Cinéma & arts numériques

Il n’y a pas si longtemps, le cinéma d’auteur — l’arthouse — incarnait une forme de radicalité. Il se définissait par son refus des conventions, son altérité face à tout ce qui existait déjà, et son opposition assumée à la culture populaire. C’était un véritable défi lancé à Hollywood : à son image lisse et idéalisée, à sa censure implicite, à son manque de liberté envers les auteurs et réalisateurs.
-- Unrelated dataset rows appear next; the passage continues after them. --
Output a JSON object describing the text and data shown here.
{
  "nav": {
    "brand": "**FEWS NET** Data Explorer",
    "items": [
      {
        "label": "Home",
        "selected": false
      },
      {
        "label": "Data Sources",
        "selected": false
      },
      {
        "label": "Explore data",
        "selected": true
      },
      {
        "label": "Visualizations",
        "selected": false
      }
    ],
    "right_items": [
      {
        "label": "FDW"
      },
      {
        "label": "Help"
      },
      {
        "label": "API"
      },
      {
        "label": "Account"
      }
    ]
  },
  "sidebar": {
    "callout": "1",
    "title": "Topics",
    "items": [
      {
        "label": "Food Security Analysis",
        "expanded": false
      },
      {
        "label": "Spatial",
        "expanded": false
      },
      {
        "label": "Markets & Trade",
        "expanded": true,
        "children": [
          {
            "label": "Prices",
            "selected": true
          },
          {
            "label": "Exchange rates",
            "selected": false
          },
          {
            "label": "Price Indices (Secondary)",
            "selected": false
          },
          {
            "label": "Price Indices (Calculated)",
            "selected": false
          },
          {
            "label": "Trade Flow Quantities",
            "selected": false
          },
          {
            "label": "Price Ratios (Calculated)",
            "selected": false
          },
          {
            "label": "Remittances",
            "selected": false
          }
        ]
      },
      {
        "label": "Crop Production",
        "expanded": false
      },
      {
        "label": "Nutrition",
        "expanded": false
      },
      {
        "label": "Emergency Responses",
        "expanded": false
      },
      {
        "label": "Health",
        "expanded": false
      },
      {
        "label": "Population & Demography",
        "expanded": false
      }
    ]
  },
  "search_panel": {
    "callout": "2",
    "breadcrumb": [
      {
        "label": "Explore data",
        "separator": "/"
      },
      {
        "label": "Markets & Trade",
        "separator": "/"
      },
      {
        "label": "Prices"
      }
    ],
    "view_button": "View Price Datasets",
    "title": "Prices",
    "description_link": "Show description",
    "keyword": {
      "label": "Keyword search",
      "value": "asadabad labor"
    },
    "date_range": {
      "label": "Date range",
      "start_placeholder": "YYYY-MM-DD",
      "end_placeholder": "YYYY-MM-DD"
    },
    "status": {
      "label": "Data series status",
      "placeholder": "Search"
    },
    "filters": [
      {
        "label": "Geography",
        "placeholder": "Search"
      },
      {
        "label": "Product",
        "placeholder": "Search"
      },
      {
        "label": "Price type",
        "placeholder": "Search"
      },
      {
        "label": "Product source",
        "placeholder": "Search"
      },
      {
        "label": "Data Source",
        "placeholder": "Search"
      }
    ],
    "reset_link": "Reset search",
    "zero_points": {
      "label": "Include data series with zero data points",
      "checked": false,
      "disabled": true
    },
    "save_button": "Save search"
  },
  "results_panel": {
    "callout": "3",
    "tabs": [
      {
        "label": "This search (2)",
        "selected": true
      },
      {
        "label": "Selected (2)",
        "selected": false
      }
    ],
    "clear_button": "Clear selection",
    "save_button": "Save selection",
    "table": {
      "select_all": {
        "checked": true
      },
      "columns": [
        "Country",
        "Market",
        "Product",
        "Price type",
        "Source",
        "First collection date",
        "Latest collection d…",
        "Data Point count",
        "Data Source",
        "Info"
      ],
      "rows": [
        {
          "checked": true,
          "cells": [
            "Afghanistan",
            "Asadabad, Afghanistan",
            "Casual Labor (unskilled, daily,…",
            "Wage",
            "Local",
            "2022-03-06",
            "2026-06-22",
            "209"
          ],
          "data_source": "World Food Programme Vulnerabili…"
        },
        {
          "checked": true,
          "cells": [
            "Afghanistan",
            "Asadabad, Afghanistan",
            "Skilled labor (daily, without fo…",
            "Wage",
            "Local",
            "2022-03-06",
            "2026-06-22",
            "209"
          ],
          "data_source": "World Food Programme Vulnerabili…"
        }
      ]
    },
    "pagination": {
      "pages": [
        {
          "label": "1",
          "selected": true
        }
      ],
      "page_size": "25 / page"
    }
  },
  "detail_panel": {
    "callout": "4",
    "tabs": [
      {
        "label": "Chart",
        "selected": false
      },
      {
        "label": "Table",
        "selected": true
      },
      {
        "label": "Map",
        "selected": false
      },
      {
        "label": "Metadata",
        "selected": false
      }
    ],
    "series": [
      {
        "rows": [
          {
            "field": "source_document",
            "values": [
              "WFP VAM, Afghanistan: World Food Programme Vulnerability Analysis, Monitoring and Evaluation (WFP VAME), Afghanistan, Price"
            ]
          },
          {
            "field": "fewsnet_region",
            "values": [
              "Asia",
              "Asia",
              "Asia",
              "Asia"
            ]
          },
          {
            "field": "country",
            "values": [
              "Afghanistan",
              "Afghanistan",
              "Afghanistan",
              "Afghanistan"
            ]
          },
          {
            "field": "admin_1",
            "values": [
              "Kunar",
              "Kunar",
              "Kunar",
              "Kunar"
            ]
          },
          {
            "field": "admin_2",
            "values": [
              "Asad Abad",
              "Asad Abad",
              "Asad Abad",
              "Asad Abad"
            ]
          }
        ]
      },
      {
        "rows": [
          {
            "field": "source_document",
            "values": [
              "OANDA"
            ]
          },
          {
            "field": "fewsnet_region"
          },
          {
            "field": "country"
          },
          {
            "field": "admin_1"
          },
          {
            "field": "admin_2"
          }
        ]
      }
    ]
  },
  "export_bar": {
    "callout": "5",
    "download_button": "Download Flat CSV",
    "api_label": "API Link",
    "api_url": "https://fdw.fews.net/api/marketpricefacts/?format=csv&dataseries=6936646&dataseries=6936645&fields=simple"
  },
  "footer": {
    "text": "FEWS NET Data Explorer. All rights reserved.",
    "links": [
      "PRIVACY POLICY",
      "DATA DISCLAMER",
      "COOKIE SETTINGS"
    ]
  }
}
C’est dans ce contexte qu’est apparu le concept de slow cinema : un cinéma où les arcs narratifs sont flous, où la musique se fait discrète, et où la palette de couleurs est atténuée — parfois sombre, voire en noir et blanc. Tout cela pour une seule raison : permettre au spectateur de se concentrer pleinement sur l’essence même des personnages et de leur histoire. Ce n’est plus seulement du cinéma, mais une forme de vie elle-même, enveloppée de métaphores, parfois de magie et de surréalisme.

Et pourtant, aujourd’hui, regarder des films de Yorgos Lanthimos, Osgood Perkins, Robert Eggers ou Ari Aster est devenu une tendance. Des studios comme A24 ou Neon dominent la scène grâce à ce que l’on appelle le « cinéma intelligent ». Leurs films accumulent les nominations, deviennent viraux sur TikTok et sont discutés non seulement par les critiques, mais aussi par les blogueurs.

Mais comment en est-on arrivé là ?

Pourquoi des scènes silencieuses de dix minutes, des corps nus dérangeants (comme dans Hereditary de Ari Aster), des métamorphoses inquiétantes et des personnages étranges captivent-ils davantage que des récits classiques, linéaires, avec des héros clairs et inspirants ?

À mon avis, plusieurs raisons expliquent ce phénomène :

1. Une fatigue du réel
Les spectateurs sont épuisés par la dureté du monde contemporain. Ils recherchent à l’écran quelque chose qui invite à la réflexion, à l’exploration, à l’attention — plutôt qu’un simple divertissement de fond.

2. Le retour du passé
Tout ce qui est nouveau n’est souvent qu’un ancien oublié. Des réalisateurs comme Andrei Tarkovsky, David Lynch, Ingmar Bergman ou Lars von Trier ont déjà exploré ces formes. Ce que nous voyons aujourd’hui n’est qu’une nouvelle vague. La culture est cyclique — et l’arthouse ne fait pas exception. Il arrive simplement au bon moment pour une génération donnée.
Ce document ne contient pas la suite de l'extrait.